Dit onderwerp bevat de volgende rubrieken.

Telefoon  v

Uitspraak

nummer: 16/497/GA

betreft: [...] datum: 19 april 2016

De beroepscommissie als bedoeld in artikel 69, tweede lid, van de Penitentiaire beginselenwet (Pbw) heeft kennisgenomen van een bij het secretariaat van de Raad ingekomen beroepschrift, ingediend door mr. K.C. van Hoogmoed, namens

[...], verder te noemen klager,

gericht tegen een uitspraak van 1 februari 2016 van de alleensprekende beklagrechter bij de penitentiaire inrichting (p.i.) Groot Alphen,

alsmede van de overige stukken, waaronder de uitspraak waarvan beroep, welke in afschrift aan deze uitspraak is gehecht.

De beroepscommissie heeft de directeur van de p.i. Groot Alphen in de gelegenheid gesteld schriftelijk te reageren op het beroep en klager alsmede zijn raadsvrouw om het beroep schriftelijk toe te lichten.

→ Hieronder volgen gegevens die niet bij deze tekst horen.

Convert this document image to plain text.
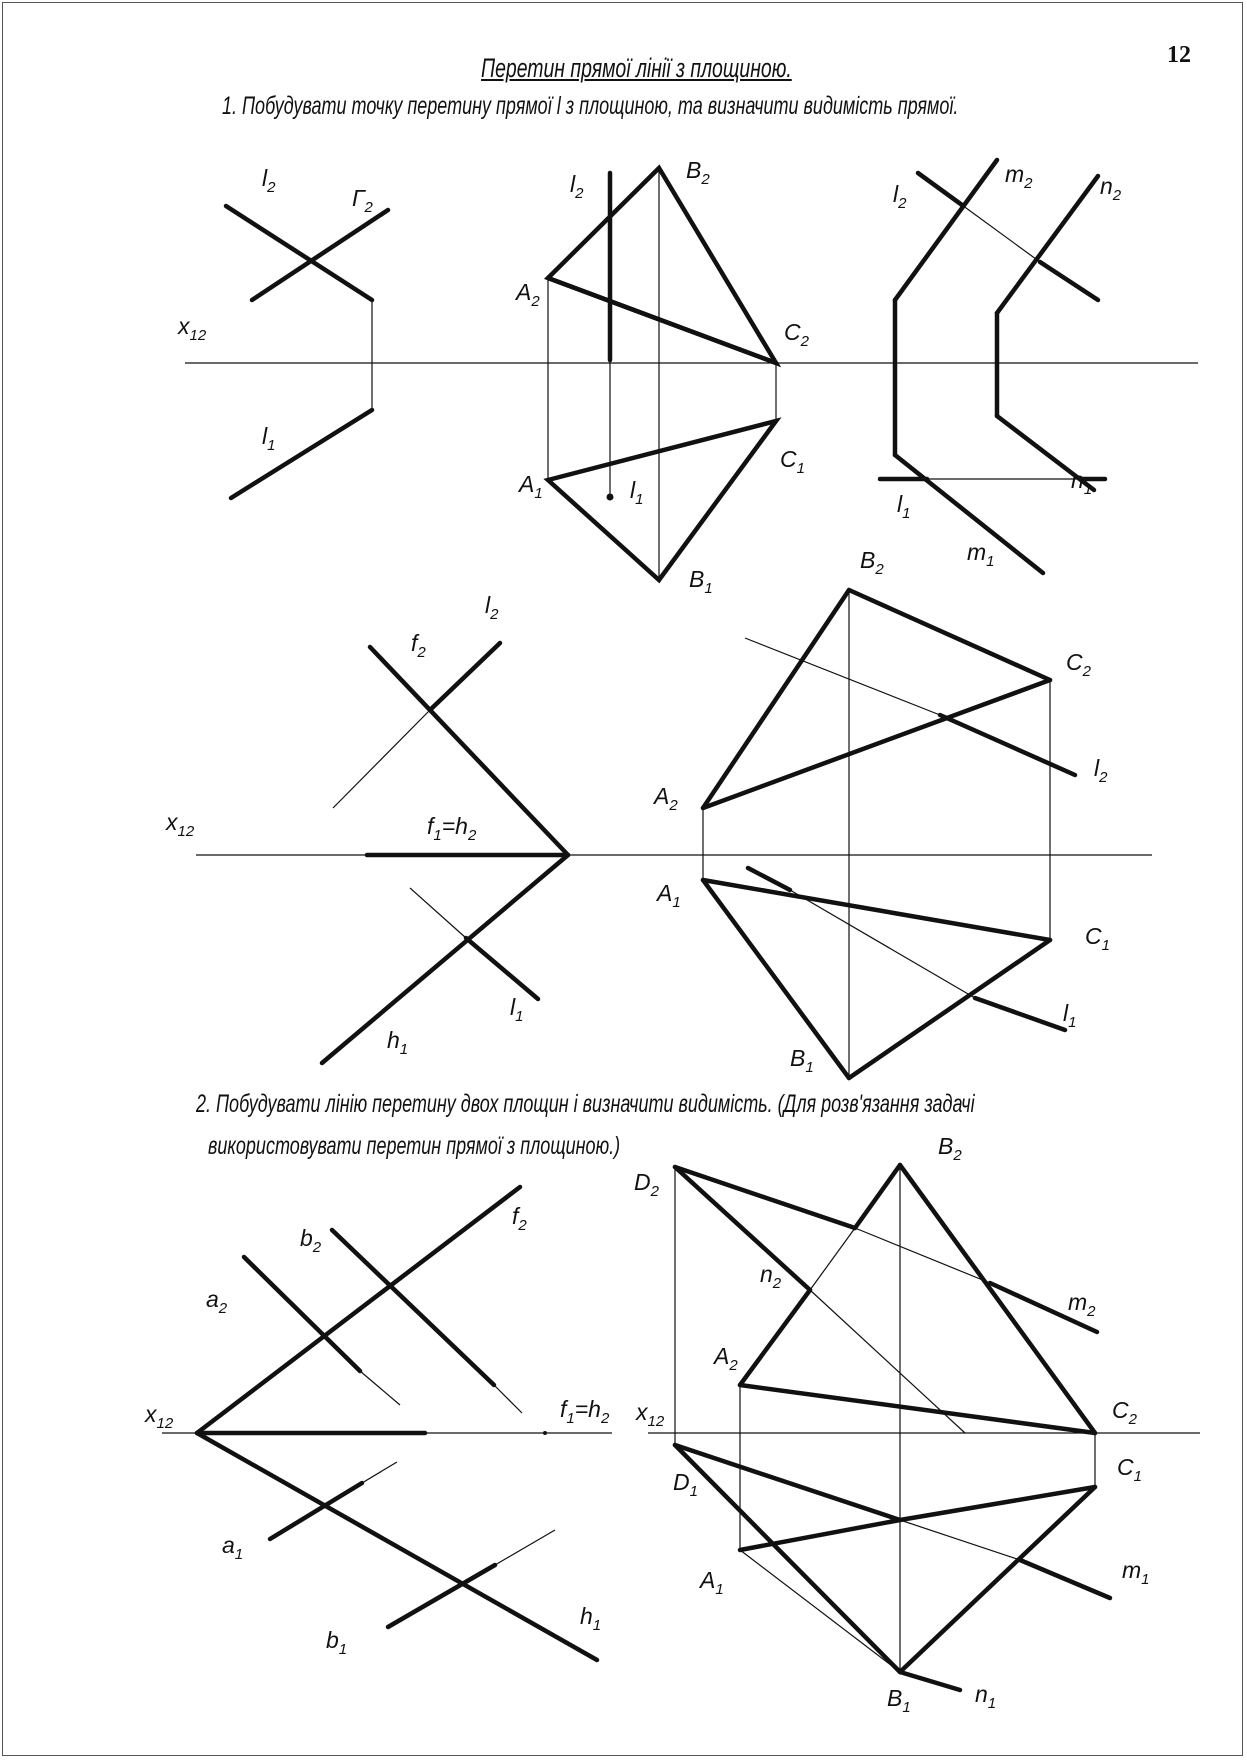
12
Перетин прямої лінії з площиною.
1. Побудувати точку перетину прямої l з площиною, та визначити видимість прямої.
2. Побудувати лінію перетину двох площин і визначити видимість. (Для розв'язання задачі
використовувати перетин прямої з площиною.)
$l_2$	$Г_2$
$l_1$
$x_{12}$
$l_2$
$B_2$
$A_2$
$C_2$
$C_1$
$A_1$	$l_1$
$B_1$
$l_2$
$m_2$	$n_2$
$l_1$
$n_1$
$m_1$
$l_2$
$f_2$
$x_{12}$	$f_1=h_2$
$l_1$
$h_1$
$B_2$
$C_2$
$l_2$
$A_2$
$A_1$
$C_1$
$l_1$
$B_1$
$B_2$
$D_2$
$n_2$
$m_2$
$A_2$
$x_{12}$	$C_2$
$C_1$
$D_1$
$m_1$
$A_1$
$B_1$
$n_1$
$f_2$
$b_2$
$a_2$
$x_{12}$
$f_1=h_2$
$a_1$
$h_1$
$b_1$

Op grond van haar onderzoek overweegt en beslist de beroepscommissie als volgt:

1. De inhoud van het beklag en de uitspraak van de beklagcommissie
Het beklag betreft het weigeren klager te laten bellen met diens advocaat.

De beklagcommissie heeft het beklag ongegrond verklaard op de gronden als in de aangehechte uitspraak weergegeven.

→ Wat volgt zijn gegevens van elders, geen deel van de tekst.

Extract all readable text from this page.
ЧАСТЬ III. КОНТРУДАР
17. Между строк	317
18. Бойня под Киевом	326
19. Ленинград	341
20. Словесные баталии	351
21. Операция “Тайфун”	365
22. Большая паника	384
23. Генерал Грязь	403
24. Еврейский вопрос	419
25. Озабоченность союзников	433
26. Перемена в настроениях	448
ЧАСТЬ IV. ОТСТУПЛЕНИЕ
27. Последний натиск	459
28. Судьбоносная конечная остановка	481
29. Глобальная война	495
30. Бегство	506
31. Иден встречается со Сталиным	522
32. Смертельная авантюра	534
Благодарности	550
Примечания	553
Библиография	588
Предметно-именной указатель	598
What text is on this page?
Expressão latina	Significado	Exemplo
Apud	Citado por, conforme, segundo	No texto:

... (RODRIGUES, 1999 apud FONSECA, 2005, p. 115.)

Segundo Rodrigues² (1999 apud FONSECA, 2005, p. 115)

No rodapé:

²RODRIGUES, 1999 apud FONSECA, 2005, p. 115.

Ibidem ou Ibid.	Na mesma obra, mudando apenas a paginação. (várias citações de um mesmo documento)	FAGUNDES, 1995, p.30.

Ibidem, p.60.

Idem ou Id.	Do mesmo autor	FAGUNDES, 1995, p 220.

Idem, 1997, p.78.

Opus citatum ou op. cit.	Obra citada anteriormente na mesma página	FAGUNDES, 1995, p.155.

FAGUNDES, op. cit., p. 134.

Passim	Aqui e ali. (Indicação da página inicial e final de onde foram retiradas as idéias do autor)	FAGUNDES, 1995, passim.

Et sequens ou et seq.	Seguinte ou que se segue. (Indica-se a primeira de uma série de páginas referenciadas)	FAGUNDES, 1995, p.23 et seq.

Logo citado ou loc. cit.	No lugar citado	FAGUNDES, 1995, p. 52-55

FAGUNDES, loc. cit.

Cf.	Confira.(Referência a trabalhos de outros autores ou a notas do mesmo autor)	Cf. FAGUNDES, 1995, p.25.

2. De standpunten van klager en de directeur
Namens klager is het tegenover de beklagcommissie ingenomen standpunt in beroep als volgt toegelicht. Klager heeft sinds aanvang van zijn detentie op 21 april 2015 dagelijks verzocht om zijn advocaat te mogen bellen. Dit is pas op 4 mei 2015 gelukt.
Klager verbleef in afzondering en heeft op 30 april 2015 een klacht ingediend. Meer kan hij niet doen om aannemelijk te maken dat hem geweigerd is zijn advocaat te bellen. Bovendien blijkt uit een overgelegde e-mail van de reclassering van 29 april
2015
dat klager zijn advocaat inderdaad wilde bellen en dat dit tot dan toe niet was gelukt. Anders dan een telefoontje bij binnenkomst is hem stelselmatig geweigerd om met zijn advocaat te bellen. Nu klager van 22 april 2015 tot en met 3 mei 2015 is
geweigerd om zijn advocaat te bellen komt hem een tegemoetkoming toe van € 10,= per dag, conform eerdere uitspraken van de beroepscommissie, hetgeen neerkomt op € 120,=.

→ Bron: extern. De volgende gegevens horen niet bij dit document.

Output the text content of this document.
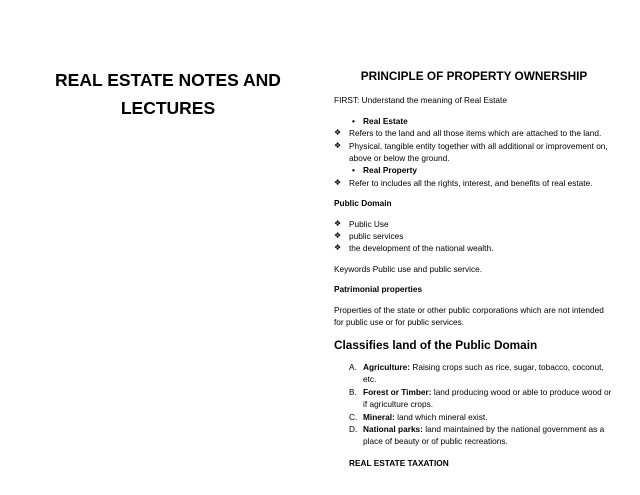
REAL ESTATE NOTES AND
LECTURES

PRINCIPLE OF PROPERTY OWNERSHIP

FIRST: Understand the meaning of Real Estate

• Real Estate

❖ Refers to the land and all those items which are attached to the land.

❖ Physical, tangible entity together with all additional or improvement on, above or below the ground.

• Real Property

❖ Refer to includes all the rights, interest, and benefits of real estate.

Public Domain

❖ Public Use

❖ public services

❖ the development of the national wealth.

Keywords Public use and public service.

Patrimonial properties

Properties of the state or other public corporations which are not intended for public use or for public services.

Classifies land of the Public Domain

A. Agriculture: Raising crops such as rice, sugar, tobacco, coconut, etc.

B. Forest or Timber: land producing wood or able to produce wood or if agriculture crops.

C. Mineral: land which mineral exist.

D. National parks: land maintained by the national government as a place of beauty or of public recreations.

REAL ESTATE TAXATION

De directeur heeft het standpunt, zoals ingenomen tegenover de beklagcommissie, in beroep niet toegelicht.

3. De beoordeling
In de door en namens klager ingenomen standpunten zitten aanmerkelijke verschillen. Zo stelt klager in zijn klaagschrift d.d. 30 april 2015 dat hij een telefoonkaart heeft gekregen waarvan het saldo ontoereikend was om zowel zijn familie als zijn
advocaat te bellen. Ter gelegenheid van het rogatoir verhoor van 7 december 2015 stelt klager echter dat hem niet was verteld dat hij de telefoonkaart had moeten gebruiken om zijn advocaat te bellen. In beroep is voorts aangevoerd dat klager vanaf 21
april 2015 dagelijks heeft verzocht om zijn advocaat te bellen. Tijdens voornoemd rogatoir verhoor heeft klager echter verklaard dat hij eerst twee weken na 21 april heeft gevraagd of hij zijn advocaat mocht bellen. Gezien vorenstaande
tegenstrijdigheden is niet aannemelijk geworden dat klager daadwerkelijk heeft verzocht zijn advocaat te bellen. De door de verdediging overgelegde e-mail van de reclassering d.d. 29 april 2015 maakt dat niet anders. In dat bericht staat immers niet
dat
klager heeft verzocht zijn advocaat te bellen waarna hem dat is geweigerd; er staat niet meer dan dat klager “door zijn kaart eigenlijk niet [kan] bellen”. Het moet er daarom voor worden gehouden dat klager niet heeft verzocht zijn advocaat te bellen
en
dat hem dit dus ook niet is geweigerd. Hetgeen in beroep is aangevoerd kan naar het oordeel van de beroepscommissie dan ook niet tot een andere beslissing leiden dan die van de beklagrechter. Het beroep zal derhalve – met aanvulling van de gronden –
ongegrond worden verklaard.

4. De uitspraak
De beroepscommissie verklaart het beroep ongegrond en bevestigt de uitspraak van de beklagrechter, met aanvulling van de gronden.

Aldus gegeven door de beroepscommissie voornoemd, bestaande uit mr. M.M. van der Nat, voorzitter, mr. A. van Holten en mr. M.A.G. Rutten, leden, in tegenwoordigheid van
P. de Vries, secretaris, op 19 april 2016.